Cotton fabrics are used as partitions, bamboo poles are used as display racks, no pungent printing materials are used... Abandoned textiles are turned into well-known products on the Internet, and the recycled clothes catch people’s eyes again. Recently, a special fashion exhibition frequently appeared on WeChat Moments in the past two days. On the afternoon of November 23, the 2020 “CARE for FUTURE” Sustainable Fashion Exhibition and International Academic Week, hosted by the Shanghai International College of Fashion and Innovation of DHU under the guidance of the Shanghai Municipal Commission of Economy and Informatization, opened at the Shanghai Creative Park (Address: No. 161, Lane 996, Hongqiao Road).
(Site of the exhibition)
At the exhibition site, pieces of plain white cloth, bamboo poles and a projector were used together. The lights were projected on the plain white cloth through the projector. The resulting various colors and images made people feel like they were in a dream-like world. The designer took inspiration from the ancient Chinese architectural component- plinth, and used the concave parts made of stone as the base of the display rack, which is stable and sturdy, and minimizes the damage to the exhibition area. Bamboo is one of the raw materials for making clothes hangers in ancient times.
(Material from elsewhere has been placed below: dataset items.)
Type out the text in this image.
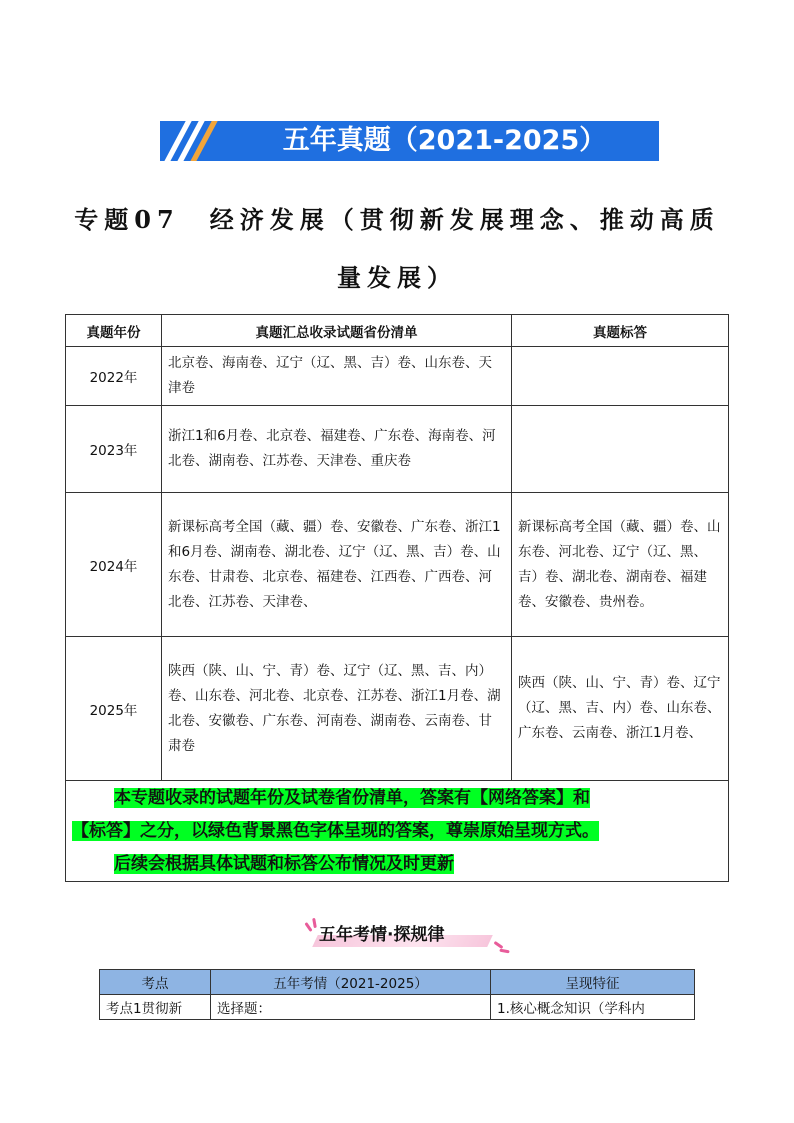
五年真题（2021-2025）
专题07　经济发展（贯彻新发展理念、推动高质
量发展）
真题年份	真题汇总收录试题省份清单	真题标答
2022年	北京卷、海南卷、辽宁（辽、黑、吉）卷、山东卷、天津卷	
2023年	浙江1和6月卷、北京卷、福建卷、广东卷、海南卷、河北卷、湖南卷、江苏卷、天津卷、重庆卷	
2024年	新课标高考全国（藏、疆）卷、安徽卷、广东卷、浙江1和6月卷、湖南卷、湖北卷、辽宁（辽、黑、吉）卷、山东卷、甘肃卷、北京卷、福建卷、江西卷、广西卷、河北卷、江苏卷、天津卷、	新课标高考全国（藏、疆）卷、山东卷、河北卷、辽宁（辽、黑、吉）卷、湖北卷、湖南卷、福建卷、安徽卷、贵州卷。
2025年	陕西（陕、山、宁、青）卷、辽宁（辽、黑、吉、内）卷、山东卷、河北卷、北京卷、江苏卷、浙江1月卷、湖北卷、安徽卷、广东卷、河南卷、湖南卷、云南卷、甘肃卷	陕西（陕、山、宁、青）卷、辽宁（辽、黑、吉、内）卷、山东卷、广东卷、云南卷、浙江1月卷、

本专题收录的试题年份及试卷省份清单，答案有【网络答案】和
【标答】之分，以绿色背景黑色字体呈现的答案，尊崇原始呈现方式。
后续会根据具体试题和标答公布情况及时更新		
五年考情·探规律
考点	五年考情（2021-2025）	呈现特征
考点1贯彻新	选择题：	1.核心概念知识（学科内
Meanwhile, the clothesline bamboo poles randomly placed in the old alleys in Shanghai are also reminiscent of the past. “What we want to do is to use bamboo poles as the exhibition tool and reusable fabrics as content to highlight the environmental protection theme of ‘sustainability’, and reconstruct the infinite imagination between cloth and bamboo,” said Zheng Nianming, the designer of this exhibition, a foreign teacher from DHU said.
(Site of the exhibition)
In the exhibition, the team from DHU used digital design and production techniques such as garment full molding, 3D printing, and digital printing in product design to explore ways to reduce the carbon footprint in the fashion industry; the exhibits under the brand name of ICICLE and Klee Klee aimed to mitigate the environmental effects of the product manufacturing process, and promote the awareness of protecting nature by producing non-dyed products; the sustainable fashion pioneer brand “Reclothing Bank” applied recycled materials such as RPET to fashion products, and Langer Chen launched the environmentally friendly “all-weather clothing” series through the innovative combination of recycled materials and functional textiles.
(Site of the exhibition)
“In today’s fashion industry, 73% of the ready-made clothes are eventually landfilled or incinerated. The low recycling rate is a major challenge for the industry. Upgrading and recycling has become an important way for the fashion industry to provide fashion products with a regeneration cycle. It is the first time for the Chinese academic members to systematically sort out the sustainable fashion system. Starting from the concept of fashionable education, they combine all links such as culture, design and materials, propose sustainable fashion solutions related to reflection, reduction, recycling, etc., and establish linkages between sustainable fashion education and brand innovation, so as to contribute Chinese wisdom and solutions to the construction of a global sustainable fashion ecosystem” said Dr. Li Jun, dean of the Shanghai International College of Fashion and Innovation of DHU.
(Site of the exhibition)
It is learned that the exhibition and seminar is an international cooperation and exchange project in the fashion industry supported by the Shanghai Municipal Commission of Economy and Informatization. On the platform of the Foreign Experts Program of the Ministry of Science and Technology, it achieved the cooperation between China’s fashion industry and the University of Edinburgh, Amsterdam Fashion Academy and LASALLE College of the Arts in terms of sustainable fashion teaching and research.